Crítica: Um Lugar Silencioso (A Quiet Place)
A cinematografia mundial tem investido em cenários pós-apocalípticos para contar suas histórias. Nada mais justo em um momento no qual o desgaste natural é evidente e alcança níveis alarmantes, chegando ao ponto sem retorno. No entanto, boa parte dessas obras debatem como a natureza se volta contra o homem ou como ele próprio foi o responsável por aquela situação de caos total. Mas John Krasinski se utiliza deste mesmo cenário para ser o palco de um filme de terror. Associando-se, portanto, este gênero a uma proposta largamente utilizada atualmente, ter-se-ia tudo para cair num lugar-comum. Mas Um Lugar Silencioso passa longe disso.
Cidades abandonadas, ruas vazias, lojas reviradas. Neste universo quase fantasmagórico, uma família tenta conseguir mantimentos. Todos andam descalços e lutam a cada instante para não fazer o menor ruído que seja. Aos poucos, somos convidados a esta nova ordem mundial, onde ninguém pode produzir um som mais alto do que o comum naquele ambiente. Caso contrário, uma espécie de criatura, vinda de algum lugar por perto, os consumirá em poucos segundos. Esse é o drama dos líderes de família Lee (no tom certo pelo próprio diretor John Krasinski) e Evelyn (atuada com força pela excelente Emily Blunt), com seus dois filhos pequenos, a já adolescente e deficiente auditiva Regan (encarnada com presença por Millicent Simmonds) e um a nascer, desenvolvendo-se silenciosamente na barriga da matriarca.
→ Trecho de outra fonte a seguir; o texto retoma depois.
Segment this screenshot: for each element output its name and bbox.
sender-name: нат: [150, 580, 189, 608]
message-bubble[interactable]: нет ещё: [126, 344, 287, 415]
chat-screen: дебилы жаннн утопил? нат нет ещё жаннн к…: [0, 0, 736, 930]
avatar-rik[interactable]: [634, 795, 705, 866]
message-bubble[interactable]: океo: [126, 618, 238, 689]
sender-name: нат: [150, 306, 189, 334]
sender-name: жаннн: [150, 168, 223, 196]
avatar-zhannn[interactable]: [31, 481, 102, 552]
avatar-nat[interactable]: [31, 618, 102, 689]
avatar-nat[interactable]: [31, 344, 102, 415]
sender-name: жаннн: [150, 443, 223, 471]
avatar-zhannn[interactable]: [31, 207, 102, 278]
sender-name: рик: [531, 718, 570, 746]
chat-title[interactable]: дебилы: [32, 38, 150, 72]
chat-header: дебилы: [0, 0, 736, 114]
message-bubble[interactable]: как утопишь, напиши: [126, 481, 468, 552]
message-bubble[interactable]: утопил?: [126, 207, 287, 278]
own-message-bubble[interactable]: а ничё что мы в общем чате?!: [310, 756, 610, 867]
“Se não pudermos protegê-los, não há razão para a nossa existência”, enfatiza ela em determinado momento (talvez não com essas exatas palavras). Nada no dia a dia desses personagens soará comum. O mínimo detalhe, a mínima ação diária, cobrará o maior esforço de cada qual para se manter vivo em um ambiente hostil para todo e qualquer ser vivente. Uma “nova” linguagem tem que ser assumida, fazendo com que eles se comuniquem, basicamente, por meio de sinais (libras). Eles, portanto, adentram um pouco no mundo da filha Regan, que se sente culpada por sua deficiência e menos amada do que seus irmãos.
Krasinski se utiliza das relações pessoais duradouras, por meio do afeto, como a saída para a sobrevivência, descrevendo um núcleo familiar sólido, que se apresenta como único recurso para atravessar a adversidade que se faz onipresente. O que está em jogo para os seus personagens não é o que o mero maniqueísmo oferece: vencer aquelas criaturas que ameaçam suas vidas. A chave principal dessa história é única e exclusivamente a sobrevivência.
Fazendo Cinema no seu sentido mais estrito, contando a história através de imagens em movimento e sem apelos clássicos de jump scare, como usualmente produzem as obras de terror, Krasinski realiza um filme forte, com tensão a transbordar em cada uma de suas sequências a partir dos olhos e ouvidos de personagens fortes e demasiado humanos, que, como prega o instinto de qualquer animal, desejam atravessar o dia íntegros para que possam acordar na manhã do próximo. Assumindo o sacrifício necessário que isso cobra.